Convergence of Adam Under Relaxed Assumptions
This provides theoretical guarantees for Adam in deep learning, addressing a known bottleneck in optimization theory.
The paper tackles the problem of proving convergence for the Adam optimization algorithm under more realistic assumptions, showing it converges to ε-stationary points with O(ε^{-4}) gradient complexity and proposing a variance-reduced version with O(ε^{-3}) complexity.

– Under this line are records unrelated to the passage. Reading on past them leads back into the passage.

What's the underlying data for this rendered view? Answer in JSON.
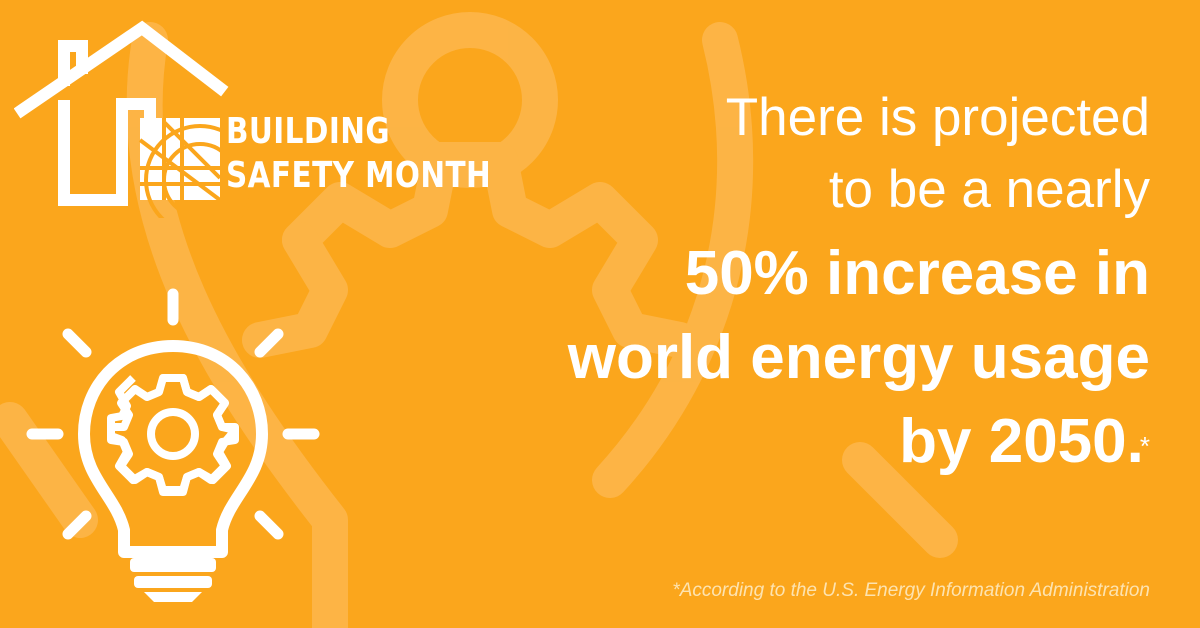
{
  "logo": {
    "line1": "BUILDING",
    "line2": "SAFETY MONTH",
    "icon": "house-globe-icon"
  },
  "headline": {
    "line1": "There is projected",
    "line2": "to be a nearly",
    "line3": "50% increase in",
    "line4": "world energy usage",
    "line5": "by 2050.",
    "asterisk": "*"
  },
  "footnote": "*According to the U.S. Energy Information Administration",
  "illustration": {
    "icon": "lightbulb-gear-icon",
    "watermark": "large-lightbulb-gear-watermark"
  },
  "colors": {
    "background": "#fba61c",
    "text": "#ffffff",
    "footnote": "#fde3b0"
  }
}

In this paper, we provide a rigorous proof of convergence of the Adaptive Moment Estimate (Adam) algorithm for a wide class of optimization objectives. Despite the popularity and efficiency of the Adam algorithm in training deep neural networks, its theoretical properties are not yet fully understood, and existing convergence proofs require unrealistically strong assumptions, such as globally bounded gradients, to show the convergence to stationary points. In this paper, we show that Adam provably converges to $ε$-stationary points with ${O}(ε^{-4})$ gradient complexity under far more realistic conditions. The key to our analysis is a new proof of boundedness of gradients along the optimization trajectory of Adam, under a generalized smoothness assumption according to which the local smoothness (i.e., Hessian norm when it exists) is bounded by a sub-quadratic function of the gradient norm. Moreover, we propose a variance-reduced version of Adam with an accelerated gradient complexity of ${O}(ε^{-3})$.